Bulgaria’s security agency to investigate new bugging allegations
Bulgaria’s State Agency for National Security (SANS) is to investigate an allegation by centre-right opposition GERB party leader Boiko Borissov that he was subject to illegal electronic surveillance.
Borissov lodged a complaint with the Prosecutor-General on January 16, which has been referred to SANS for investigation.
Borissov’s deputy, former interior minister Tsvetan Tsvetanov, on January 17 repeated claims that he too was being illegally wiretapped.
On January 15, Kristina Patrashkova of anti-GERB publication Galeria alleged that the publication had a recording of a meeting between ABC movement leader Georgi Purvanov, Borissov and Purvanov ally Roumen Petkov.
According to Patrashkova, at the meeting, Borissov and Purvanov discussed the ABC project. Borissov promised Purvanov and Petkov financial support for the ABC European Parliament election campaign, while businessman Nikolai Gigov was the other sponsor of the project, she said.
The allegation was made two days after Purvanov confirmed that ABC would put up its own candidate list separately from that of the Bulgarian Socialist Party in Bulgaria’s May 25 2014 European Parliament elections. Purvanov’s move has been widely seen as openly reviving his campaign to seize back the leadership of the party he headed before becoming head of state in 2002.
The Bulgarian Socialist Party government has said that neither the Interior Ministy nor SANS had issued a request to eavesdrop on Borissov, Purvanov and Petkov.
Allegations of alleged illegal eavesdropping were a major theme ahead of Bulgaria’s May 2013 national parliamentary elections, in particular because of allegations directed against Tsvetanov.
On January 17, it emerged that in the course of the SANS investigation, Borissov, Purvanov, Petkov and Patrashkova would be questioned.

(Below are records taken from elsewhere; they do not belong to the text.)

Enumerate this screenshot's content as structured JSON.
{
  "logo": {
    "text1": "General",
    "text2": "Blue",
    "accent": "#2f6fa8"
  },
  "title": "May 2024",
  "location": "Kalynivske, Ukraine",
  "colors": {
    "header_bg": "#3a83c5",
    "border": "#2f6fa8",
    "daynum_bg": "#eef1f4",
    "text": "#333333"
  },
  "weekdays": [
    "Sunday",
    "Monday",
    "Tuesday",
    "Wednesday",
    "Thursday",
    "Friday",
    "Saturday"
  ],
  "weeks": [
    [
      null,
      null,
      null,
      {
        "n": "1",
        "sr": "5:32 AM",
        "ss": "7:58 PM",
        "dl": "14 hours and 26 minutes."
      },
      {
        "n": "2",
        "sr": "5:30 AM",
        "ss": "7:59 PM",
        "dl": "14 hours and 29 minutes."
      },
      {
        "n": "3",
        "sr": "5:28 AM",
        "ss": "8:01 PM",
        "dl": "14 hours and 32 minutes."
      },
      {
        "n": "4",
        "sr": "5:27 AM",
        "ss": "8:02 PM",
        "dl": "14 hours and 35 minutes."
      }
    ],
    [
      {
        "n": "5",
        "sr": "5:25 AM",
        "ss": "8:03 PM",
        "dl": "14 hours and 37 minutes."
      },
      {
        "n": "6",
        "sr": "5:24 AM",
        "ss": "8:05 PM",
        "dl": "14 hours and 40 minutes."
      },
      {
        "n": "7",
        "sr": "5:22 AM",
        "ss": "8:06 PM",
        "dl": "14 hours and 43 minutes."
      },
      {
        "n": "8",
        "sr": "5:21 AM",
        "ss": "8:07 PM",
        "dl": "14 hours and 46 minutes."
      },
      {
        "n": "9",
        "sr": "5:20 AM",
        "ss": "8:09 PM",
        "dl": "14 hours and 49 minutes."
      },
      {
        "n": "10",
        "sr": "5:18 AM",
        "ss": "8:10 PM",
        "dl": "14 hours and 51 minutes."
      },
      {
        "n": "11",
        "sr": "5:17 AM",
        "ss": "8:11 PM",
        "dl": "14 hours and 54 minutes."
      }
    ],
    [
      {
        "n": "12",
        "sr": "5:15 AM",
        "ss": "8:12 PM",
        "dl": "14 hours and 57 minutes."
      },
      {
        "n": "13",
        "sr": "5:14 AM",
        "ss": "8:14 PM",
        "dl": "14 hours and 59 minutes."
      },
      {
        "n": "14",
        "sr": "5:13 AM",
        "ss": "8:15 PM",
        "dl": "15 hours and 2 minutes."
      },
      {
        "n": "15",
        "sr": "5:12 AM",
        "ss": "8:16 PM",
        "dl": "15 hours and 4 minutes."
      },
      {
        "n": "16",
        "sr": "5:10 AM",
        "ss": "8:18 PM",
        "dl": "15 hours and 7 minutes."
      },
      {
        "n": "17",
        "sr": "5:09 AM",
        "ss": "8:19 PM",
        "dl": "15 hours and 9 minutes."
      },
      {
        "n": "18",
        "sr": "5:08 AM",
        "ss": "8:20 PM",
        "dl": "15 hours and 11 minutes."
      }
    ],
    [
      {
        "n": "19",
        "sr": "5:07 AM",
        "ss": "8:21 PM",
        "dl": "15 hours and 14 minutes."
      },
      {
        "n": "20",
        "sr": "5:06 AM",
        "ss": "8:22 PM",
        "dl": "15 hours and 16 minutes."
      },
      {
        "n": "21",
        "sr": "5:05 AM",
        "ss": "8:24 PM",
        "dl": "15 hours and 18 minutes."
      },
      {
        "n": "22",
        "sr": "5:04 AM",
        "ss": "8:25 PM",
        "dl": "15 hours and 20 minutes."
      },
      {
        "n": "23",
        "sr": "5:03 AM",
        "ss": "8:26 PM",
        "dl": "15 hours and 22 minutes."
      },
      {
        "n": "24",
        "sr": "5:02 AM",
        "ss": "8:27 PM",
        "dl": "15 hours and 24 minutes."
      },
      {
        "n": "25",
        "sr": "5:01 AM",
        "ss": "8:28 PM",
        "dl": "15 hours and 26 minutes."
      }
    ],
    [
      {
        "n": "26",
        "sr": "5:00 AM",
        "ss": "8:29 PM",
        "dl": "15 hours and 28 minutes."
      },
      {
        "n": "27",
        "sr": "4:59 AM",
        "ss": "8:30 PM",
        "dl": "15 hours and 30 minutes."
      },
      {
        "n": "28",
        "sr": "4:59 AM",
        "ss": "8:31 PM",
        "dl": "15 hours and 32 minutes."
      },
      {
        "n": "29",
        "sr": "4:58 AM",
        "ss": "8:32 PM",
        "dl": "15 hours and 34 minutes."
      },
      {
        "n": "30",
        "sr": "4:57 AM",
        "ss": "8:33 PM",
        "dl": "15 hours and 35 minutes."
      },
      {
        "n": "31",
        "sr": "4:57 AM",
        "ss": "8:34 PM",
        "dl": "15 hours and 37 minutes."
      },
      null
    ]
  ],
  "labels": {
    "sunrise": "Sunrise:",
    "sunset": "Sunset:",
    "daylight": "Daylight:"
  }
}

Purvanov has denied meeting Borissov since before ending his term as head of state, which ended in January 2012, while Borissov was prime minister.

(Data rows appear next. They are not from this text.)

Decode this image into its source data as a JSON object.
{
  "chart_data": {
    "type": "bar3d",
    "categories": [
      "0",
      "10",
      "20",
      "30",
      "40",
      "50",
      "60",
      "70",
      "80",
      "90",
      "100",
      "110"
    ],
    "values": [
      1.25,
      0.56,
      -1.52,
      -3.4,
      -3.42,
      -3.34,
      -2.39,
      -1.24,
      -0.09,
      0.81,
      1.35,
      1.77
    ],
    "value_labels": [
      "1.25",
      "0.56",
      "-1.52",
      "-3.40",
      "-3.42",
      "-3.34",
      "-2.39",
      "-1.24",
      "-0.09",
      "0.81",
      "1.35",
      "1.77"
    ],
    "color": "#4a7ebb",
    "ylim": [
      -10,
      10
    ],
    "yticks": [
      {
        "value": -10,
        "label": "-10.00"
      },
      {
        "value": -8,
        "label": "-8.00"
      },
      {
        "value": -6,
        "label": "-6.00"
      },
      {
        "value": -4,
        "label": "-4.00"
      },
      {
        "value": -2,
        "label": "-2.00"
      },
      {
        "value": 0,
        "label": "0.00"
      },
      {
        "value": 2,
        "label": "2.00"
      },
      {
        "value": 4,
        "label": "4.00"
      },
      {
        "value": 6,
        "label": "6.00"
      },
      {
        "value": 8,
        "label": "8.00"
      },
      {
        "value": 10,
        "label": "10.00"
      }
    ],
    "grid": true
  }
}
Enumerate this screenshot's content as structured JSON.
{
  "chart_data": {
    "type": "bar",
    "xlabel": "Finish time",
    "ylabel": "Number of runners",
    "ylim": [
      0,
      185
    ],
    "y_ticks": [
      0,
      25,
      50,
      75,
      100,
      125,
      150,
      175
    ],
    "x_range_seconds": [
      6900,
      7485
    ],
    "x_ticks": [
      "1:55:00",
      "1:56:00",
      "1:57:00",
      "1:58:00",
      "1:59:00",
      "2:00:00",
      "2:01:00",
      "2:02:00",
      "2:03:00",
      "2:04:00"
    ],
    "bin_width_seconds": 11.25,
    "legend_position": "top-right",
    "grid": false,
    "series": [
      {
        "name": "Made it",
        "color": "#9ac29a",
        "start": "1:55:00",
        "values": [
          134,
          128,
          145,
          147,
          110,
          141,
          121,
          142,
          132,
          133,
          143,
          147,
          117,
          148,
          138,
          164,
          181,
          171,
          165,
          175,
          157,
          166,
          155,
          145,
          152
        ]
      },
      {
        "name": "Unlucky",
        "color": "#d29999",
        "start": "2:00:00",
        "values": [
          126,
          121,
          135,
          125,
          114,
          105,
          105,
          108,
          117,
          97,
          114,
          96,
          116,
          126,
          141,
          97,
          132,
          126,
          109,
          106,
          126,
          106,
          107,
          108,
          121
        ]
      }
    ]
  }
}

In a January 17 television interview, Borissov issued a somewhat more elaborate denial. He said that he had not met Purvanov in close to two years, the most recent occasion being when he had accepted Purvanov’s invitation to coffee shortly before Rossen Plevneliev took office as president.
“Since then, not only not in Bankya (where Borissov lives), nor in a hut, nor at home, on the moon, on the metro, in the bathroom, in my toilet, have I met Purvanov,” Borissov said.

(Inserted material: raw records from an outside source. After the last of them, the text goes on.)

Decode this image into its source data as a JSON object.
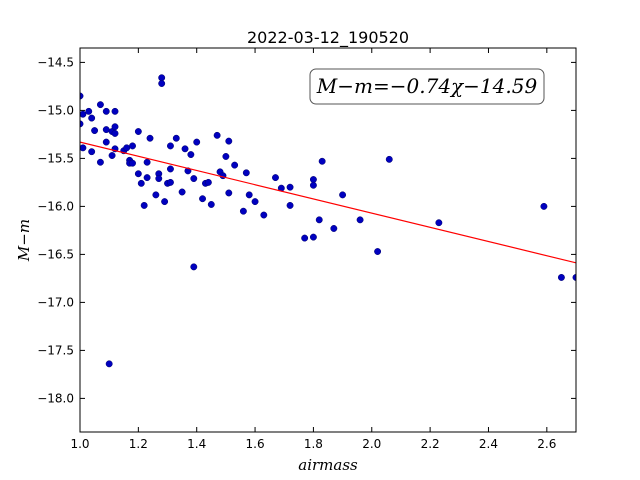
{
  "chart_data": {
    "type": "scatter",
    "title": "2022-03-12_190520",
    "xlabel": "airmass",
    "ylabel": "M−m",
    "xlim": [
      1.0,
      2.7
    ],
    "ylim": [
      -18.35,
      -14.35
    ],
    "ylim_note": "y axis increases upward from -18.35 to -14.35",
    "xticks": [
      1.0,
      1.2,
      1.4,
      1.6,
      1.8,
      2.0,
      2.2,
      2.4,
      2.6
    ],
    "xtick_labels": [
      "1.0",
      "1.2",
      "1.4",
      "1.6",
      "1.8",
      "2.0",
      "2.2",
      "2.4",
      "2.6"
    ],
    "yticks": [
      -14.5,
      -15.0,
      -15.5,
      -16.0,
      -16.5,
      -17.0,
      -17.5,
      -18.0
    ],
    "ytick_labels": [
      "−14.5",
      "−15.0",
      "−15.5",
      "−16.0",
      "−16.5",
      "−17.0",
      "−17.5",
      "−18.0"
    ],
    "annotation": "M−m=−0.74χ−14.59",
    "annotation_position": "top-right",
    "grid": false,
    "fit": {
      "slope": -0.74,
      "intercept": -14.59,
      "color": "#ff0000"
    },
    "series": [
      {
        "color": "#0000bf",
        "points": [
          [
            1.0,
            -14.85
          ],
          [
            1.0,
            -15.14
          ],
          [
            1.01,
            -15.04
          ],
          [
            1.01,
            -15.39
          ],
          [
            1.03,
            -15.01
          ],
          [
            1.04,
            -15.08
          ],
          [
            1.04,
            -15.43
          ],
          [
            1.05,
            -15.21
          ],
          [
            1.07,
            -14.94
          ],
          [
            1.07,
            -15.54
          ],
          [
            1.09,
            -15.01
          ],
          [
            1.09,
            -15.2
          ],
          [
            1.09,
            -15.33
          ],
          [
            1.1,
            -17.64
          ],
          [
            1.11,
            -15.22
          ],
          [
            1.11,
            -15.47
          ],
          [
            1.12,
            -15.01
          ],
          [
            1.12,
            -15.17
          ],
          [
            1.12,
            -15.24
          ],
          [
            1.12,
            -15.4
          ],
          [
            1.15,
            -15.42
          ],
          [
            1.16,
            -15.39
          ],
          [
            1.17,
            -15.52
          ],
          [
            1.17,
            -15.55
          ],
          [
            1.18,
            -15.37
          ],
          [
            1.18,
            -15.55
          ],
          [
            1.2,
            -15.22
          ],
          [
            1.2,
            -15.66
          ],
          [
            1.21,
            -15.76
          ],
          [
            1.22,
            -15.99
          ],
          [
            1.23,
            -15.54
          ],
          [
            1.23,
            -15.7
          ],
          [
            1.24,
            -15.29
          ],
          [
            1.26,
            -15.88
          ],
          [
            1.27,
            -15.66
          ],
          [
            1.27,
            -15.71
          ],
          [
            1.28,
            -14.66
          ],
          [
            1.28,
            -14.72
          ],
          [
            1.29,
            -15.95
          ],
          [
            1.3,
            -15.76
          ],
          [
            1.31,
            -15.37
          ],
          [
            1.31,
            -15.61
          ],
          [
            1.31,
            -15.75
          ],
          [
            1.33,
            -15.29
          ],
          [
            1.35,
            -15.85
          ],
          [
            1.36,
            -15.4
          ],
          [
            1.37,
            -15.63
          ],
          [
            1.38,
            -15.46
          ],
          [
            1.39,
            -15.71
          ],
          [
            1.39,
            -16.63
          ],
          [
            1.4,
            -15.33
          ],
          [
            1.42,
            -15.92
          ],
          [
            1.43,
            -15.76
          ],
          [
            1.44,
            -15.75
          ],
          [
            1.45,
            -15.98
          ],
          [
            1.47,
            -15.26
          ],
          [
            1.48,
            -15.64
          ],
          [
            1.49,
            -15.68
          ],
          [
            1.5,
            -15.48
          ],
          [
            1.51,
            -15.86
          ],
          [
            1.51,
            -15.32
          ],
          [
            1.53,
            -15.57
          ],
          [
            1.56,
            -16.05
          ],
          [
            1.57,
            -15.65
          ],
          [
            1.58,
            -15.88
          ],
          [
            1.6,
            -15.95
          ],
          [
            1.63,
            -16.09
          ],
          [
            1.67,
            -15.7
          ],
          [
            1.69,
            -15.81
          ],
          [
            1.72,
            -15.8
          ],
          [
            1.72,
            -15.99
          ],
          [
            1.77,
            -16.33
          ],
          [
            1.8,
            -16.32
          ],
          [
            1.8,
            -15.72
          ],
          [
            1.8,
            -15.78
          ],
          [
            1.82,
            -16.14
          ],
          [
            1.83,
            -15.53
          ],
          [
            1.87,
            -16.23
          ],
          [
            1.9,
            -15.88
          ],
          [
            1.96,
            -16.14
          ],
          [
            2.02,
            -16.47
          ],
          [
            2.06,
            -15.51
          ],
          [
            2.23,
            -16.17
          ],
          [
            2.59,
            -16.0
          ],
          [
            2.65,
            -16.74
          ],
          [
            2.7,
            -16.74
          ]
        ]
      }
    ]
  }
}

He said that he did not believe the Interior Ministry and SANS’ denials that they had been involved in illegal wiretapping of him. They had been involved “for years” in such activities, including in media reports based on edited recordings that Borissov likened to art installations.
Borissov said that an Interior Ministry vehicle was parked near his house, photographing visitors as part of a plan to discredit him.
Tsvetanov said that his phone was tapped by political opponents of GERB.
A day earlier, Borissov alleged that those behind the campaign, including the illegal surveillance, in an attempt to discredit him were the Movement for Rights and Freedoms – ruling axis ally of the BSP – and Monika Stanisheva, spouse of BSP leader Sergei.
These allegations were rejected by the MRF and Stanishev.
Tsvetanov said that the tools of the state were being used to keep tabs on political opponents and the plans and strategies of the party.
Speaking in Parliament on January 17, Plamen Oresharski, occupant of the prime minister’s chair in the BSP government, said that the administration that took office in May 2013 had “terminated the uncontrolled use of special intelligence surveillance”.
Oresharski was speaking in a special address to Parliament on the work of the current government. Because Oresharski’s remarks were made during a time slot that had been allocated for Question Time, the GERB parliamentary group walked out.